Monday, June 25, 2012

Sorkin's The Newsroom: More Hard News, Less Human Interest, Please

I am an unrepentant Sorkinista. I love his wit, I love his wonkishness, I love the rapidity with which actors must deliver his dialog. If Aaron Sorkin needed someone to carry his bags or his cocaine or whatever, I would be first in line. So when, in eternal thanks to partner-in-crime and frequent guest blogger Natalie, I was able to sit down this morning with last night's premiere of The Newsroom via HBO Go, [which I now think of as HBO Go(d)], I was a happy girl. Seventy-three minutes later, I'm still happy, but a little more cautious.

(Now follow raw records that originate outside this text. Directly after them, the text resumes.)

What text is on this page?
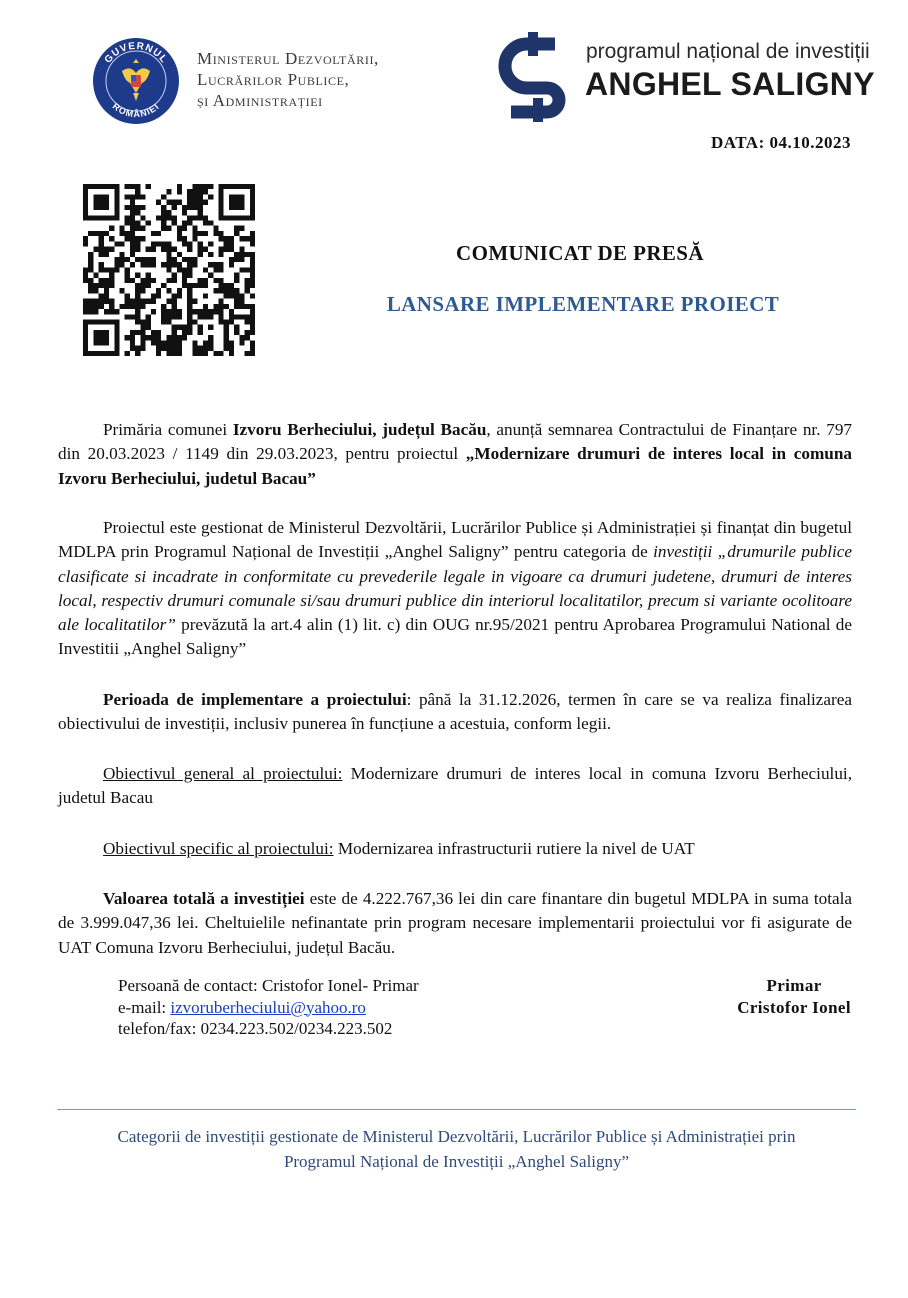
GUVERNUL
ROMÂNIEI
Ministerul Dezvoltării,
Lucrărilor Publice,
și Administrației
programul național de investiții
ANGHEL SALIGNY
DATA: 04.10.2023
COMUNICAT DE PRESĂ
LANSARE IMPLEMENTARE PROIECT
Primăria comunei Izvoru Berheciului, județul Bacău, anunță semnarea Contractului de Finanțare nr. 797 din 20.03.2023 / 1149 din 29.03.2023, pentru proiectul „Modernizare drumuri de interes local in comuna Izvoru Berheciului, judetul Bacau”
Proiectul este gestionat de Ministerul Dezvoltării, Lucrărilor Publice și Administrației și finanțat din bugetul MDLPA prin Programul Național de Investiții „Anghel Saligny” pentru categoria de investiții „drumurile publice clasificate si incadrate in conformitate cu prevederile legale in vigoare ca drumuri judetene, drumuri de interes local, respectiv drumuri comunale si/sau drumuri publice din interiorul localitatilor, precum si variante ocolitoare ale localitatilor” prevăzută la art.4 alin (1) lit. c) din OUG nr.95/2021 pentru Aprobarea Programului National de Investitii „Anghel Saligny”
Perioada de implementare a proiectului: până la 31.12.2026, termen în care se va realiza finalizarea obiectivului de investiții, inclusiv punerea în funcțiune a acestuia, conform legii.
Obiectivul general al proiectului: Modernizare drumuri de interes local in comuna Izvoru Berheciului, judetul Bacau
Obiectivul specific al proiectului: Modernizarea infrastructurii rutiere la nivel de UAT
Valoarea totală a investiției este de 4.222.767,36 lei din care finantare din bugetul MDLPA in suma totala de 3.999.047,36 lei. Cheltuielile nefinantate prin program necesare implementarii proiectului vor fi asigurate de UAT Comuna Izvoru Berheciului, județul Bacău.
Persoană de contact: Cristofor Ionel- Primar
e-mail: izvoruberheciului@yahoo.ro
telefon/fax: 0234.223.502/0234.223.502
Primar
Cristofor Ionel
Categorii de investiții gestionate de Ministerul Dezvoltării, Lucrărilor Publice și Administrației prin
Programul Național de Investiții „Anghel Saligny”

Sorkin feasts on fast-paced workplaces that attract obsessive and idealistic people--we have his masterpiece The West Wing, but also Sports Night, Studio 60 on the Sunset Strip, and even A Few Good Men, which he adapted from his play. Newsroom, which takes place in the, um, newsroom of a cable television show hosted by Jeff Daniels's publicly bland but privately feisty Will McAvoy. So far so good. McAvoy has the cool jazz version of a Howard Beale meltdown during a public speaking appearance, and returns from a mandated vacation to find his executive producer, a dick named Don, has bolted along with most of his staff, and has been replaced, over his head and without his knowledge, by the drunken patriarch of the news division (a puckish Sam Waterston, looking like he'd been waiting all those years on Law & Order for the opportunity to say "fuck" this much). The new EP is Mackenzie McHale (I don't get the name either), a woman who Will used to date and who he now hates, for reasons the show isn't revealing yet.

And that's about the only element of the personal lives of the major characters the show chooses to withhold. Which was my main problem with it. We've got the timid but smart and capable new associate producer Maggie ("It's Margaret. But Maggie's fine"), who is semi-dating dickish Don (who I suspect might not be going anywhere after all). Within, literally, minutes of arriving in the newsroom, Mackenzie is dispensing dating advice and trying to set up her senior producer Jim (who has the affability and floppy hair of his The Office namesake) with her. Like, hardcore. It all felt like too much too soon, and not at all what someone like Mackenzie would be spending her time on, at least before her job was even a sure thing. But I don't so much blame Sorkin for that as much as the "you must get an audience right now" mentality that assumes people, even those who watch 73-minute long premieres on HBO, lack the patience to get to know characters over the span of multiple episodes, or even seasons. Remember how long it took before we even knew Toby had a congresswoman ex-wife?*

But where the show really takes off, and takes a gamble that could either pay off huge or blow up in its collective face, is when, in the midst of personal posturing and squabbling, the Deepwater Horizon blows up. Yeah, that one. As opposed to The West Wing, which would riff on real news obliquely, Law & Order style, Newsroom is apparently taking place in the actual America of two years ago. This means that the show gets the chance to comment on and explore real stories and their cultural impact with the benefit of hindsight (the pay off huge option). It also runs the risk of a smug self-righteousness about identifying about what "really matters" in the news, with, well, the benefit of hindsight (the blow up option). The premiere contained a lot of "mission statement" speeches that indicate the need for and difficulty of sustaining news programming that is both intellectually serious and popular. The same can definitely be said for hour-long dramas, and I hope that Newsroom dials back the date-a-palooza, and instead focuses on dissecting recent history. I think that's where Sorkin's strengths lie anyway, and I have The Bachelorette if I'm interested in who's sharing the fantasy suite with whom.